Con motivo de unas desgraciadas declaraciones concedidas a un medio británico por el asesino De Juana Chaos –el etarra mimado por el Gobierno y que se ha convertido en paradigma de la impunidad relativa que garantiza nuestro sistema penal–, ha vuelto a abrirse en diversos foros el tema y problema de la lenidad de que se benefician nuestros convictos a pesar de las frecuentes protestas de graves penalistas que conceptúan el sistema español ¡entre los más duros de Europa! En Gran Bretaña precisamente es noticia estos días la liberación “in extremis” de Ronald Biggs, el legendario asaltante del tren de Glasgow en el “atraco del siglo” perpetrado en 1963, quien a sus 80 años cumplidos penaba aún en régimen ordinario. También en los EEUU se habla estos días de Charles Manson, el “hippy” enloquecido que, con su banda lunática, asesinó a Sharon Tate y sus amigos entre otras víctimas hace ahora cuarenta años, y que a sus 75 años permanece en la prisión de Corcovan, en el condado de Kings, en cumplimiento de la cadena perpetua por la que le fue conmutada la pena de muerte tras su abolición, ni más ni menos que como el resto de ese diez por ciento de reclusos que aquel país pena de por vida entre rejas.

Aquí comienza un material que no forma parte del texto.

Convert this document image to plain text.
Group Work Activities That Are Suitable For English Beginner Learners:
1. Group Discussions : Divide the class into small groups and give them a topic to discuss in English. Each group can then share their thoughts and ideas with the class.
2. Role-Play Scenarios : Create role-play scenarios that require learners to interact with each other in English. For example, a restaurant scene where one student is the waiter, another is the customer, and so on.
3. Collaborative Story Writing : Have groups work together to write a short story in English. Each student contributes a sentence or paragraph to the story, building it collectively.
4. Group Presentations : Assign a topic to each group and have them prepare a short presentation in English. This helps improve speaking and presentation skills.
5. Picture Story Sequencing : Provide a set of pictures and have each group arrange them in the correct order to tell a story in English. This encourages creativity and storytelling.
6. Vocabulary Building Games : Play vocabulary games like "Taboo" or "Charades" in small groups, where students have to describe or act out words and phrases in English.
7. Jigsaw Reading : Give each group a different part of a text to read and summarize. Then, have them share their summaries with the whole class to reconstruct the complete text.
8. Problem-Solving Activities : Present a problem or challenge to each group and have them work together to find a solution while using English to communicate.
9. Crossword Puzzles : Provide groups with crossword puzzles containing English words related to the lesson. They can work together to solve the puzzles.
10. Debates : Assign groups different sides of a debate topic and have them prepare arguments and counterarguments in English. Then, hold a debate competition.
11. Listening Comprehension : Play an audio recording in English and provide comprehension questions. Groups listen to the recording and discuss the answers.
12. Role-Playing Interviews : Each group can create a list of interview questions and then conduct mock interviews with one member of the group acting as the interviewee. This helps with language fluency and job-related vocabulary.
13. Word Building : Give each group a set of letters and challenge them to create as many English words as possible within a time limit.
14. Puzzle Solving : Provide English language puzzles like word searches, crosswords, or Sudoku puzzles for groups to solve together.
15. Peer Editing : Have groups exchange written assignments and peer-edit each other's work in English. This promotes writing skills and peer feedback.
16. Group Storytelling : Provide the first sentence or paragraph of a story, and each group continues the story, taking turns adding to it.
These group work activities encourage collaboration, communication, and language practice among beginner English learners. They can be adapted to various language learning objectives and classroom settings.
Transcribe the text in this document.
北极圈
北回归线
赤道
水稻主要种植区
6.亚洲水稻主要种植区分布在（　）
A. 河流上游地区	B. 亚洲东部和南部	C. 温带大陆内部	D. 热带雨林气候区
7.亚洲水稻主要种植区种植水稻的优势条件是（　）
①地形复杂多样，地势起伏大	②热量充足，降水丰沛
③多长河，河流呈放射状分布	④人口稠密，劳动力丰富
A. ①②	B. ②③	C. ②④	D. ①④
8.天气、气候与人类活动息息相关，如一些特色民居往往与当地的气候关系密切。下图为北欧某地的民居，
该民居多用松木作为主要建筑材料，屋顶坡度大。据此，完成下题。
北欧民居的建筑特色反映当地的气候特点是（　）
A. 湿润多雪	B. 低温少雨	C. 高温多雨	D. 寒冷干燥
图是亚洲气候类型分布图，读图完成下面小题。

En Francia se ha vivido un aumento exponencial de las cadenas perpetuas tras la abolición de la pena capital y, a pesar del complejo procedimiento vigente de revisión de condenas, hay penados que han cumplido más de cuarenta años de reclusión a pesar de la intensa y bien conocida campaña del ex-ministro Badinter y de la movilización de los propios presos. En Italia las condenas no son revisables hasta cumplidos los veintiséis años sin que hasta ahora las movilizaciones en contra hayan tenido éxito. Y en España se cita siempre el caso de un condenado por motín que ha cumplido más de treinta años de una conceda de ochenta y nueve.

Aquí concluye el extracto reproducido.